Both incumbents said they are proud of the college's fiscal responsibility during a challenging economy, managed against a backdrop of dwindling state funding and a growing student population.
"I think it's noteworthy that we've done really well despite the economic downturn," Follette said. "We have been able to continue to grow and offer new programs and quality services to our students. We are accessible and we are affordable. When we stop doing those things, we stop meeting the needs of the community."
Brick said keeping the college's budget in check is part of preparing for the future.
"We've balanced our budget every year and strengthened the fiscal operations of the college and prepared ourselves for the coming job and educational transformation that's occurring," he said.

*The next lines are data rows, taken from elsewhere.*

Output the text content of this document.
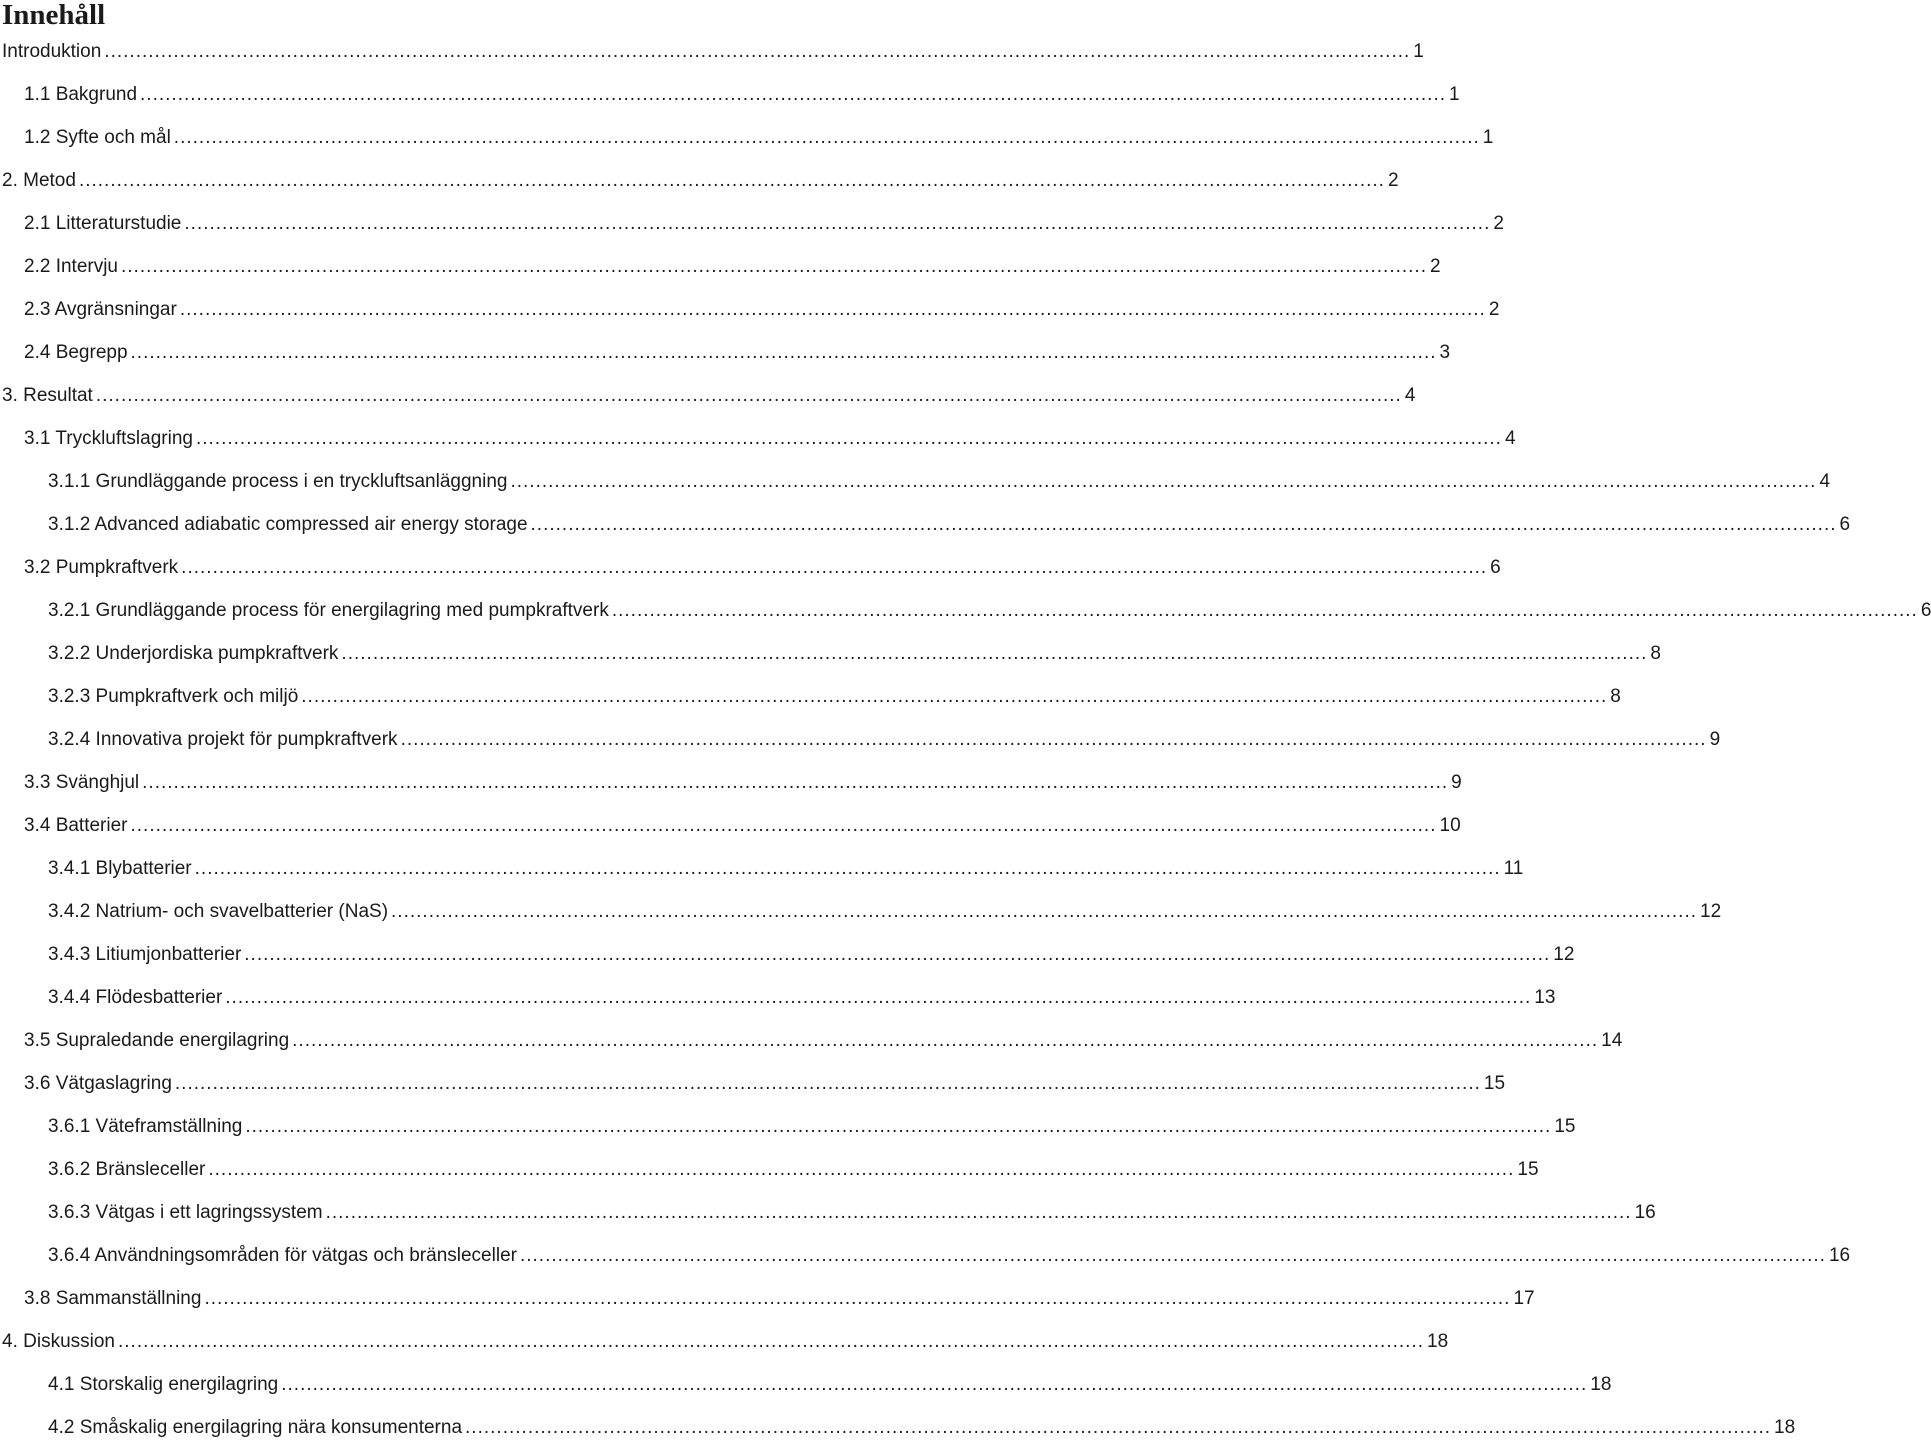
Innehåll
Introduktion .....	1
1.1 Bakgrund .....	1
1.2 Syfte och mål .....	1
2. Metod .....	2
2.1 Litteraturstudie .....	2
2.2 Intervju .....	2
2.3 Avgränsningar .....	2
2.4 Begrepp .....	3
3. Resultat .....	4
3.1 Tryckluftslagring .....	4
3.1.1 Grundläggande process i en tryckluftsanläggning .....	4
3.1.2 Advanced adiabatic compressed air energy storage .....	6
3.2 Pumpkraftverk .....	6
3.2.1 Grundläggande process för energilagring med pumpkraftverk .....	6
3.2.2 Underjordiska pumpkraftverk .....	8
3.2.3 Pumpkraftverk och miljö .....	8
3.2.4 Innovativa projekt för pumpkraftverk .....	9
3.3 Svänghjul .....	9
3.4 Batterier .....	10
3.4.1 Blybatterier .....	11
3.4.2 Natrium- och svavelbatterier (NaS) .....	12
3.4.3 Litiumjonbatterier .....	12
3.4.4 Flödesbatterier .....	13
3.5 Supraledande energilagring .....	14
3.6 Vätgaslagring .....	15
3.6.1 Väteframställning .....	15
3.6.2 Bränsleceller .....	15
3.6.3 Vätgas i ett lagringssystem .....	16
3.6.4 Användningsområden för vätgas och bränsleceller .....	16
3.8 Sammanställning .....	17
4. Diskussion .....	18
4.1 Storskalig energilagring .....	18
4.2 Småskalig energilagring nära konsumenterna .....	18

Brick was influential this year when the college purchased a nearly foreclosed on factory near its Aero Park campus off Parsons Road. The college spent $1.1 million to buy the former Acra Inc. automotive manufacturing plant from Frederick W. Sorensen, who co-owns property in Leelanau County with Brick, a life-long friend.
Brick abstained from discussion and voting on the land deal and declined a $100,000-plus commission after listing the property with his real estate company. Some encouraged him to step down from the board to accept the commission, but Brick opted against that suggestion.
"I'm glad the college has it. It's a great facility. They made a great purchase and it will serve us well for many years to come," he said.
The building will help foster new programs at NMC, such as hybrid automotive and construction management, he said.
The challengers both agree funding will continue to be a challenge at NMC, like other community colleges in Michigan. Byl, 55, wants to maintain NMC's affordable tuition rates, while Weaver, 70, wants to transform the college into a four-year university.
"If (voters) feel an entrepreneurial background would be beneficial to the college, I can help there. I can't solve all the problems, but as part of a team I can help," Byl said.
Weaver said he wants to see NMC put more emphasis on working toward local economic development.
"I would like to see it become a four-year institution. Four-year institutions spawn new businesses and we need more jobs in this area. I don't think you can continue to be a two-year college and survive in the next 10 years," Weaver said.
Byl hopes to better connect NMC to area and global businesses, while Weaver said he would strive to hire more full-time faculty instead of adjunct instructors.